I well remember the exciting Charlton FA Cup tie at The Valley when we lost bravely by the odd goal in five, but Nicky was particularly profligate that evening and let our opponents off the hook after he missed a procession of gilt-edged chances that his own pace and anticipation had created for himself.
Nicky won four England Under-21 caps, scoring once, before his move to Birmingham City for £700,000 in January 1997.
No replacement was forthcoming, the goals and victories dried up and the Bees finally limped into the Playoffs and eventual embarrassment at the hands of Crewe Alexandra.
I was definitely in the minority in rating Gus Hurdle.
He established himself in the team as an overlapping right back who was really comfortable on the ball.
Defending was certainly not his forte but I felt that Micky Adams gave up on him far too early and he drifted out of the game, but not before winning a couple of caps for his native Barbados.
Gus is really one of the nicest and warmest people I have ever met in the game and I am delighted that he has carved out a successful career for himself in television and the media, an area ideally suited to his sunny personality.
There was general excitement and anticipation when Paul Davis, veteran of over three hundred and fifty appearances for Arsenal, joined us in September 1995.
He was a gifted creative midfielder who had won eleven Under-21 caps and he was expected to be the fulcrum of a renewed promotion charge after the disappointment of the Huddersfield Playoff defeat.
Davis managed the grand total of five appearances for the Bees and performed like a duck out of water and looked as if he would have preferred to be anywhere other than standing around in our midfield watching the ball fly over his head.
Marcus Bent was another striker who had a long and successful career without perhaps reaching the heights that at one time looked likely.
He showed wonderful potential in his early games and was a total breath of fresh air as his pace and strength presented a real threat to opposition defences.
He was still developing and improving when David Webb surprisingly sold him to Crystal Palace before his twentieth birthday.
The eventual fee of three hundred thousand pounds was also very low for a player of his potential and ability.
Marcus won two England Under-21 caps but instead of becoming a star, his career stood still and he became a footballing nomad who played almost six hundred games for fourteen different clubs and his numerous transfer fees totalled over ten million pounds.

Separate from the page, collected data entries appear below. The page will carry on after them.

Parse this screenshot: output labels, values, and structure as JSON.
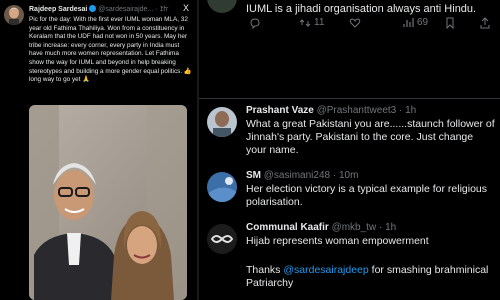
{
  "left_tweet": {
    "author": "Rajdeep Sardesai",
    "handle": "@sardesairajde...",
    "time": "1h",
    "text": "Pic for the day: With the first ever IUML woman MLA, 32 year old Fathima Thahiliya. Won from a constituency in Keralam that the UDF had not won in 50 years. May her tribe increase: every corner, every party in India must have much more women representation. Let Fathima show the way for IUML and beyond in help breaking stereotypes and building a more gender equal politics. 👍 long way to go yet 🙏",
    "close_glyph": "X",
    "more_glyph": "···"
  },
  "right": {
    "top_tweet_text": "IUML is a jihadi organisation always anti Hindu.",
    "actions": {
      "retweets": "11",
      "views": "69"
    },
    "replies": [
      {
        "author": "Prashant Vaze",
        "handle": "@Prashanttweet3",
        "time": "1h",
        "text": "What a great Pakistani you are......staunch follower of Jinnah's party. Pakistani to the core. Just change your name."
      },
      {
        "author": "SM",
        "handle": "@sasimani248",
        "time": "10m",
        "text": "Her election victory is a typical example for religious polarisation."
      },
      {
        "author": "Communal Kaafir",
        "handle": "@mkb_tw",
        "time": "1h",
        "text_line1": "Hijab represents woman empowerment",
        "text_prefix": "Thanks ",
        "mention": "@sardesairajdeep",
        "text_suffix": " for smashing brahminical Patriarchy"
      }
    ]
  },
  "colors": {
    "accent": "#1d9bf0",
    "muted": "#71767b",
    "text": "#e7e9ea",
    "bg": "#000000"
  }
}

Manager, Eddie May, did his best to make bricks without straw after seeing his squad decimated by David Webb in the aftermath of the Crewe Playoff defeat.

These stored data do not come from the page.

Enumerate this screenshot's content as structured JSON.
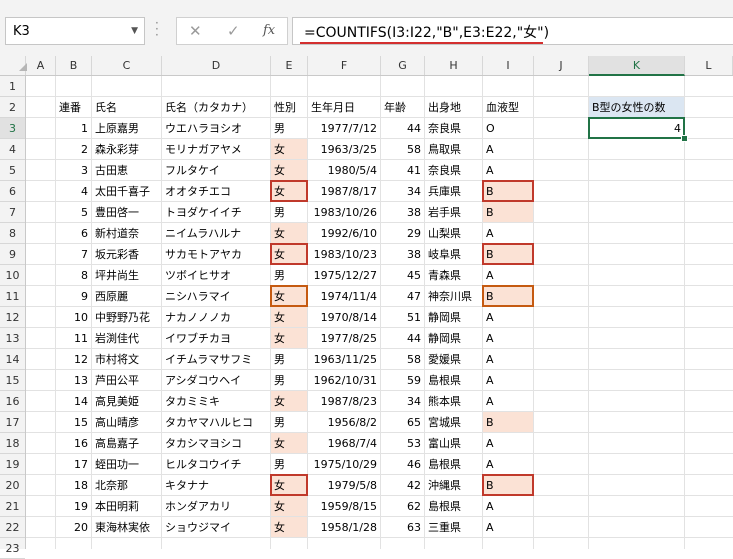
{
  "namebox": {
    "value": "K3"
  },
  "formula_bar": {
    "cancel_icon": "✕",
    "enter_icon": "✓",
    "fx_label": "fx",
    "formula": "=COUNTIFS(I3:I22,\"B\",E3:E22,\"女\")"
  },
  "columns": [
    "A",
    "B",
    "C",
    "D",
    "E",
    "F",
    "G",
    "H",
    "I",
    "J",
    "K",
    "L"
  ],
  "headers": {
    "no": "連番",
    "name": "氏名",
    "kana": "氏名（カタカナ）",
    "sex": "性別",
    "birth": "生年月日",
    "age": "年齢",
    "pref": "出身地",
    "blood": "血液型"
  },
  "summary": {
    "label": "B型の女性の数",
    "value": "4"
  },
  "rows": [
    {
      "no": "1",
      "name": "上原嘉男",
      "kana": "ウエハラヨシオ",
      "sex": "男",
      "birth": "1977/7/12",
      "age": "44",
      "pref": "奈良県",
      "blood": "O"
    },
    {
      "no": "2",
      "name": "森永彩芽",
      "kana": "モリナガアヤメ",
      "sex": "女",
      "birth": "1963/3/25",
      "age": "58",
      "pref": "鳥取県",
      "blood": "A"
    },
    {
      "no": "3",
      "name": "古田恵",
      "kana": "フルタケイ",
      "sex": "女",
      "birth": "1980/5/4",
      "age": "41",
      "pref": "奈良県",
      "blood": "A"
    },
    {
      "no": "4",
      "name": "太田千喜子",
      "kana": "オオタチエコ",
      "sex": "女",
      "birth": "1987/8/17",
      "age": "34",
      "pref": "兵庫県",
      "blood": "B"
    },
    {
      "no": "5",
      "name": "豊田啓一",
      "kana": "トヨダケイイチ",
      "sex": "男",
      "birth": "1983/10/26",
      "age": "38",
      "pref": "岩手県",
      "blood": "B"
    },
    {
      "no": "6",
      "name": "新村道奈",
      "kana": "ニイムラハルナ",
      "sex": "女",
      "birth": "1992/6/10",
      "age": "29",
      "pref": "山梨県",
      "blood": "A"
    },
    {
      "no": "7",
      "name": "坂元彩香",
      "kana": "サカモトアヤカ",
      "sex": "女",
      "birth": "1983/10/23",
      "age": "38",
      "pref": "岐阜県",
      "blood": "B"
    },
    {
      "no": "8",
      "name": "坪井尚生",
      "kana": "ツボイヒサオ",
      "sex": "男",
      "birth": "1975/12/27",
      "age": "45",
      "pref": "青森県",
      "blood": "A"
    },
    {
      "no": "9",
      "name": "西原麗",
      "kana": "ニシハラマイ",
      "sex": "女",
      "birth": "1974/11/4",
      "age": "47",
      "pref": "神奈川県",
      "blood": "B"
    },
    {
      "no": "10",
      "name": "中野野乃花",
      "kana": "ナカノノノカ",
      "sex": "女",
      "birth": "1970/8/14",
      "age": "51",
      "pref": "静岡県",
      "blood": "A"
    },
    {
      "no": "11",
      "name": "岩渕佳代",
      "kana": "イワブチカヨ",
      "sex": "女",
      "birth": "1977/8/25",
      "age": "44",
      "pref": "静岡県",
      "blood": "A"
    },
    {
      "no": "12",
      "name": "市村将文",
      "kana": "イチムラマサフミ",
      "sex": "男",
      "birth": "1963/11/25",
      "age": "58",
      "pref": "愛媛県",
      "blood": "A"
    },
    {
      "no": "13",
      "name": "芦田公平",
      "kana": "アシダコウヘイ",
      "sex": "男",
      "birth": "1962/10/31",
      "age": "59",
      "pref": "島根県",
      "blood": "A"
    },
    {
      "no": "14",
      "name": "高見美姫",
      "kana": "タカミミキ",
      "sex": "女",
      "birth": "1987/8/23",
      "age": "34",
      "pref": "熊本県",
      "blood": "A"
    },
    {
      "no": "15",
      "name": "高山晴彦",
      "kana": "タカヤマハルヒコ",
      "sex": "男",
      "birth": "1956/8/2",
      "age": "65",
      "pref": "宮城県",
      "blood": "B"
    },
    {
      "no": "16",
      "name": "高島嘉子",
      "kana": "タカシマヨシコ",
      "sex": "女",
      "birth": "1968/7/4",
      "age": "53",
      "pref": "富山県",
      "blood": "A"
    },
    {
      "no": "17",
      "name": "蛭田功一",
      "kana": "ヒルタコウイチ",
      "sex": "男",
      "birth": "1975/10/29",
      "age": "46",
      "pref": "島根県",
      "blood": "A"
    },
    {
      "no": "18",
      "name": "北奈那",
      "kana": "キタナナ",
      "sex": "女",
      "birth": "1979/5/8",
      "age": "42",
      "pref": "沖縄県",
      "blood": "B"
    },
    {
      "no": "19",
      "name": "本田明莉",
      "kana": "ホンダアカリ",
      "sex": "女",
      "birth": "1959/8/15",
      "age": "62",
      "pref": "島根県",
      "blood": "A"
    },
    {
      "no": "20",
      "name": "東海林実依",
      "kana": "ショウジマイ",
      "sex": "女",
      "birth": "1958/1/28",
      "age": "63",
      "pref": "三重県",
      "blood": "A"
    }
  ],
  "colors": {
    "female_fill": "#fbe2d5",
    "b_fill": "#fbe2d5",
    "match_border": "#c0392b",
    "active_green": "#217346",
    "formula_underline": "#d32f2f"
  }
}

His efforts to bring in new blood were thwarted at almost every turn but he managed to sign two decent loanees in Welsh International midfielder Gareth Hall from Sunderland and Chelsea’s Republic of Ireland international keeper Nick Colgan.
Both performed adequately amongst the shambles surrounding them, but their stays were short.

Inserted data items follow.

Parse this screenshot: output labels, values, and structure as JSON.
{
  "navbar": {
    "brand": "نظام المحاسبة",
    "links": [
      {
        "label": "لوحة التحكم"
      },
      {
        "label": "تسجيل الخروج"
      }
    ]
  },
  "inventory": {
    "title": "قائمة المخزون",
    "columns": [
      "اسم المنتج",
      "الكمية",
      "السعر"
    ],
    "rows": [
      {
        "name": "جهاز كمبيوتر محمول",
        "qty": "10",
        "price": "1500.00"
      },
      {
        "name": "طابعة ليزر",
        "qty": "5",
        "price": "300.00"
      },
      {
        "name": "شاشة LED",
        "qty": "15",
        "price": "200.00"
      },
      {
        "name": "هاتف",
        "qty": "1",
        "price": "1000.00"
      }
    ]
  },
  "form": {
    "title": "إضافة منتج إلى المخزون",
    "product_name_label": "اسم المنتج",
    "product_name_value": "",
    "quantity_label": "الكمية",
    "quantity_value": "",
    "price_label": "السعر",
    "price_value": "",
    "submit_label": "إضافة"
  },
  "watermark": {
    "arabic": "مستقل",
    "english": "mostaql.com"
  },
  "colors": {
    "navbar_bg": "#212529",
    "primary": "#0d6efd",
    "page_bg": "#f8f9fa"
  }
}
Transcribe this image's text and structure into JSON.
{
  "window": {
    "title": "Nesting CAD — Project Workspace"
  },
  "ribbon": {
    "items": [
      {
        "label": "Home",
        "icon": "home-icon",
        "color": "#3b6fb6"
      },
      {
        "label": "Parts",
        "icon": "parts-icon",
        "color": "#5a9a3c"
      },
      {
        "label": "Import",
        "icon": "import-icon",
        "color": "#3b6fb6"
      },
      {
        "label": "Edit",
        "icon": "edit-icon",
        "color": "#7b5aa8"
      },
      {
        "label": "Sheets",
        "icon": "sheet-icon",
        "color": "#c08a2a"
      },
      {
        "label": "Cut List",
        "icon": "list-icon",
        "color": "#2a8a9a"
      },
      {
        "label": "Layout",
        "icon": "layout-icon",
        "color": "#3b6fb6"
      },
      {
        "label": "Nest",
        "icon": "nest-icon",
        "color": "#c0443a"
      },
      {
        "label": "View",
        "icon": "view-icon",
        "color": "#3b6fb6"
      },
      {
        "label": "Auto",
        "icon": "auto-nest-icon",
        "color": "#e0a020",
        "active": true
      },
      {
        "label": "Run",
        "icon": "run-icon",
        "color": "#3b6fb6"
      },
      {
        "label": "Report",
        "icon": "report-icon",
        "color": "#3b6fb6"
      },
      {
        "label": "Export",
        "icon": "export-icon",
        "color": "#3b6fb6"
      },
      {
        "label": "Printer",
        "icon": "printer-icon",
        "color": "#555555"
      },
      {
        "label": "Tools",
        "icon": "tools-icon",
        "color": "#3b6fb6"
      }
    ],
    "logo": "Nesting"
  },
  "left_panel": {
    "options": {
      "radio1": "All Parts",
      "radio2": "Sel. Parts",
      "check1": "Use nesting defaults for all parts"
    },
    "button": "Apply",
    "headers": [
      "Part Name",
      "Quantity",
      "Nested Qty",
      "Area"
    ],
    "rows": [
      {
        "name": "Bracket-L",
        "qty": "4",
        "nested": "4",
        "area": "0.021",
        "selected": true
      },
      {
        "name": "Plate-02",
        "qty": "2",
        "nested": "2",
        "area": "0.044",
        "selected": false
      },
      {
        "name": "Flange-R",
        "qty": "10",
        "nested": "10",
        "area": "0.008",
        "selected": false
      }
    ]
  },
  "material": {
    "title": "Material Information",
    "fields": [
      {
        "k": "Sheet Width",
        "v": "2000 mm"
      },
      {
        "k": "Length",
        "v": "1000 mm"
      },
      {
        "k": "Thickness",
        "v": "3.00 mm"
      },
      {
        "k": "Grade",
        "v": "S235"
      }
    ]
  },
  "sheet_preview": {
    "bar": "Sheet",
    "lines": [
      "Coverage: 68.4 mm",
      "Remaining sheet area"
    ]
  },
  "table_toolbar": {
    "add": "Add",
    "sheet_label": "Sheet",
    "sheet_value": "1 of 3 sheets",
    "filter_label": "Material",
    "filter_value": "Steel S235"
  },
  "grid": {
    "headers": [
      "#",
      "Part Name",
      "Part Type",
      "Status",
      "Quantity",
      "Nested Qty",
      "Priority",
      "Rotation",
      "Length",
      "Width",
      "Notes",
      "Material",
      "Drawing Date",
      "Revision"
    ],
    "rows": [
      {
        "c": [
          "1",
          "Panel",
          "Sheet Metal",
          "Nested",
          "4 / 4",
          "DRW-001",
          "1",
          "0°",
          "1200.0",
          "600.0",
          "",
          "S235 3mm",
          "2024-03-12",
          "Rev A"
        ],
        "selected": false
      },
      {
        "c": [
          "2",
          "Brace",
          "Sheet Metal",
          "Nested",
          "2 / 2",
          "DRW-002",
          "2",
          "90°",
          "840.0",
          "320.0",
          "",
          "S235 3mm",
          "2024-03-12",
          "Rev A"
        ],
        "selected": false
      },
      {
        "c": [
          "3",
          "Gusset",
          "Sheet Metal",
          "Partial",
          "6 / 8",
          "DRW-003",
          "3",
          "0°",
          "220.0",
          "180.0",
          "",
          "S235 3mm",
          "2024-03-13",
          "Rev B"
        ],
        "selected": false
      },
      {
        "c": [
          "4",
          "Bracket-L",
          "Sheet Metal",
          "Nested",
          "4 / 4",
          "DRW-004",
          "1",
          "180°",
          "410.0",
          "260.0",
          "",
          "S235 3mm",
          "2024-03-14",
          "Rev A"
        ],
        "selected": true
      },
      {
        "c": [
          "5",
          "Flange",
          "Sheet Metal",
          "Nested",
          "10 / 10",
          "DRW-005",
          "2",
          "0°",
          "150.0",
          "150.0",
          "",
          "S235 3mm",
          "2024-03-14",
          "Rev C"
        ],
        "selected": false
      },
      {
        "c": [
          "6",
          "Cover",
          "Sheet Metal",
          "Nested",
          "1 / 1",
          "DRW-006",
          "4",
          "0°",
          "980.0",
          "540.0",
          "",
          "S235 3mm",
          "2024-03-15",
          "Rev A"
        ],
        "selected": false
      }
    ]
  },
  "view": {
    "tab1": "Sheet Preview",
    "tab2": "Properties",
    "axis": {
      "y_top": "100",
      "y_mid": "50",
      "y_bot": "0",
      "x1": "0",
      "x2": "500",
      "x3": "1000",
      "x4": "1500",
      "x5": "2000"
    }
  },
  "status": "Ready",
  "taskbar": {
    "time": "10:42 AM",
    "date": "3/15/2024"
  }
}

Former Scotland Under-21 International defender Graeme Hogg was one of the very few players to emerge with credit from that appalling season as he gave everything to the cause, as well as being a potent attacking threat at set pieces.
Niall Thompson came and went in the blinking of an eye in 1998 and the Canadian International striker made little impact apart from on a Carlisle United defender when he was sent off for a stamp in our rare victory at Brunton Park.
The arrival of new owner Ron Noades brought about a new recruitment policy with a series of eager, keen young players brought in rather than the journeymen employed by the previous regime.
For all the anger generated by his departure from the club and subsequent provocative behaviour when celebrating at the end of a QPR versus Brentford derby match, Rowlands was a wonderfully talented midfielder who was equally effective on the right hand side or down the middle.
He got the last laugh over Brentford when he returned to Griffin Park in 2013 with Leyton Orient, scored with a scorching long range free kick and, to add insult to injury, then ran the length of the pitch in celebration.
An Adebayor-like action that did nothing to heal the rift between him and the Brentford supporters!
Tony Folan was gifted with immense talent and scored goals against Peterborough and Cambridge United that almost defied belief and should have been set to music.
Four Eire Under-21 caps were scant reward for his ability, but his career was ravaged by injury and he faded from the scene far too young – a real tragedy.
Midfielder Gareth Graham was another of the former Crystal Palace contingent to follow Ron Noades to Griffin Park.
He never managed to establish himself and faded out of sight but not before winning five Northern Ireland Under-21 caps
Scott Marshall and Patrick Agyemang earned International recognition for Scotland Under-21 and Ghana respectively but had indifferent spells at Brentford, although Agyemang showed some indications of the quality he would develop later on in his career.
The decade ended as far as International recognition was concerned with Brentford’s Icelandic contingent.
Hermann Hreidarsson was signed out of the blue from Crystal Palace for a club record three quarters of a million pounds, and started slowly before showing his immense talent, not least when gallivanting up the field to support the attack.
He scored a memorable match winner to settle a tight promotion clash against Cardiff City and was never going to stay too long with the club.
He was far too good for us!
He eventually earned us a fee of two and a half million pounds when he left a year later for Wimbledon having won a Championship medal and twelve full caps for Iceland during his stay at the club.
His International team mate Ivar Ingimarsson joined Brentford just after his departure and he also proved a revelation once he moved to centre half and he gave the Bees excellent service, memorably going throughout the entire 2001-02 season as an ever-present without picking up a single booking, before joining the exodus after the Cardiff Playoff defeat in 2002.
So the 90s saw a variety of International players pass through Griffin Park, some on the way up, perhaps more on the way down, and a similar trend was to continue into the next decade, as we will see in the next International Break.